Getty rf photo of cat and praying mantis Campi 227 posts

Well I know the Power of OC (Pepper Spray) this stuff is act right in a can and will do less damage to the inmate and staff then any physical use of force. If this young woman had it at her disposal and was proficient in it she could have saved her life. I wished admins would learn that if staff misuses the tool they are responsible. To deny the use of a very powerful and safe tool because they don’t want to spend the money on it or are afraid of staff misusing it can open themselves to just as large of a lawsuit from the family of a dead officer.
I hope that some good will come out of this loss but I have yet to see it. Never should a officer have to die before changes happen.

Remle riflepg irish assassin 286 posts

All officers should carry every defensive tool available to them. No questions should even matter about the age of the inmate population.

I pray that the family of this young lady may one day find peace, but the truth is that may never happen. Now ask yourself if that was your friend, co-worker, sister, girlfriend, wife or daughter would you want her to have those defensive tools available?

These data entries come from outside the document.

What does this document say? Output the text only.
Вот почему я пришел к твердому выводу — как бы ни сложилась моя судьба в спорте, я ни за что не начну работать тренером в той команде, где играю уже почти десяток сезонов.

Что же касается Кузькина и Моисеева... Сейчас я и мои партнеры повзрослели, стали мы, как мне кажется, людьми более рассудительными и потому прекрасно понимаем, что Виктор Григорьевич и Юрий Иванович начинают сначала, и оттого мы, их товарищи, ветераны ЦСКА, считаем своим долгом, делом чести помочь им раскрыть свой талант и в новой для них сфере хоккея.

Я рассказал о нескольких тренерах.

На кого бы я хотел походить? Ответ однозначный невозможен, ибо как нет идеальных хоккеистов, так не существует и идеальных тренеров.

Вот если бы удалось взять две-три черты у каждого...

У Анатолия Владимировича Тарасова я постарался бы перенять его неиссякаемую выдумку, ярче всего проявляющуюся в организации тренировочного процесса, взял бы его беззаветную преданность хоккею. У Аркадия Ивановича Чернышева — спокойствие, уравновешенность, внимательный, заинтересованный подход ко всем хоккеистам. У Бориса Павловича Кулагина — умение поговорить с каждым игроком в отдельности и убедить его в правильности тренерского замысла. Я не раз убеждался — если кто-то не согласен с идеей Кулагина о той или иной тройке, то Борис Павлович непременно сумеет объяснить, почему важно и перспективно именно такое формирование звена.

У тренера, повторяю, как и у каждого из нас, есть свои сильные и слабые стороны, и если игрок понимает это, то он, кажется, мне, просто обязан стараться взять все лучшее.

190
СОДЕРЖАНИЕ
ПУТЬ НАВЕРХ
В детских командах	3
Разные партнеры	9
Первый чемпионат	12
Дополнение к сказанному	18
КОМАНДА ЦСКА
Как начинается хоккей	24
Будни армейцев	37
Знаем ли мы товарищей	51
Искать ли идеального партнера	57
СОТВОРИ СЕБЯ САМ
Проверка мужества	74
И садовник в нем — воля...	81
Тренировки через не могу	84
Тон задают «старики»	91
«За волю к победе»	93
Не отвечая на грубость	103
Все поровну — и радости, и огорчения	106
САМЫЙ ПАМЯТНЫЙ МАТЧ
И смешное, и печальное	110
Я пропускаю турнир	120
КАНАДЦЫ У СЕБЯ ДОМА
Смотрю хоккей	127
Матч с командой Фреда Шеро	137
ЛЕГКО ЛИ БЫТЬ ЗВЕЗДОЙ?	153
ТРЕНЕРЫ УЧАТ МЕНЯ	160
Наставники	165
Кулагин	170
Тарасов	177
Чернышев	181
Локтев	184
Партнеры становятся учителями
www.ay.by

Male user Squeeze 135 posts

A 24yr old female Corrections Officer was laid to rest today in Scottsbluff, Nebraska. Amanda Baker was allegedly killed by 2 juveniles in a Scottsbluff detention center last Friday during an escape attempt. We here at Douglas County pray for the family of Amanda Baker to find peace. Many representatives form local and out of state departments attended the funeral. We are so sorry for losing an officer so young. She was pronounced brain dead after the attack and murder, but the organs were donated to hopefully provide life for others. All our love and prayers. Squeeze Handcuffs,OC,Taser, Defensive tactics? These aren’t just kids anymore. Guess what my answer is!

Male user rugerk 2 posts

Should juvenile correction officers carry handcuffs, and oc while on duty ? In some states correction officers have no defense other than officer presence in some cases it is not many officers.